The other camp of economists points to a genuine slowdown in labor demand. Businesses in manufacturing, transportation, and warehousing have been cutting payrolls for months, and surveys show declining job openings. In this view, Trump’s policies may only play a minor role, with the primary drivers being lower business confidence and softer consumer demand.
Fed Policy in Focus
The distinction matters for monetary policy. A true drop in labor demand tends to reduce wage pressures, giving the Fed room to cut rates. But recent data showing both slowed hiring and rising prices complicates the picture.
Zandi stresses that immigration-driven inflation is a supply-side shock—something interest-rate adjustments cannot easily resolve. “Demand-side inflation has different implications for monetary policy than supply-side inflation,” he said. “Rate cuts won’t bring more immigrants into the country.”
He also predicts that inflationary pressures from immigration restrictions will be more persistent than those caused by tariffs.
“Tariffs are usually one-off,” Zandi said. “Restrictive immigration adds to shortages, higher labor costs, and wages—creating a self-reinforcing cycle.”

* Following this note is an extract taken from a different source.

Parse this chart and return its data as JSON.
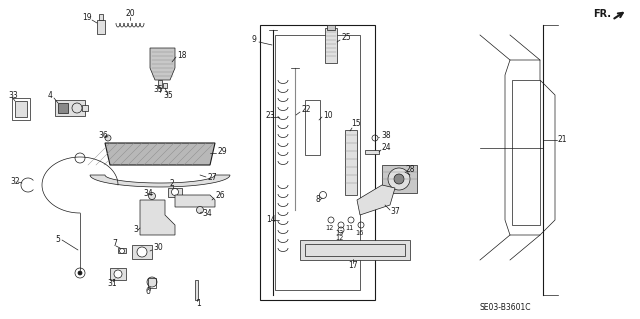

Bank of America economists echo concerns over stagflation, expecting the Fed to avoid cutting rates this year. Markets, meanwhile, have largely absorbed the data, with the S&P 500 near record highs in anticipation of a September rate cut. Bond traders are pricing in a slightly more hawkish Fed, nudging short-term Treasury yields higher.
The Way Forward
Zandi believes easing immigration restrictions could quickly help reduce inflation. “If we had a rational immigration policy allowing workers of all skills into the country, it would be a game changer,” he said, noting immigrants’ outsized role in entrepreneurship and innovation.
He declined to speculate on whether the White House will acknowledge the link between deportations and inflation.
“Tariff inflation isn’t the main reason for these restrictive immigration policies,” he said. “There are many other motivations.”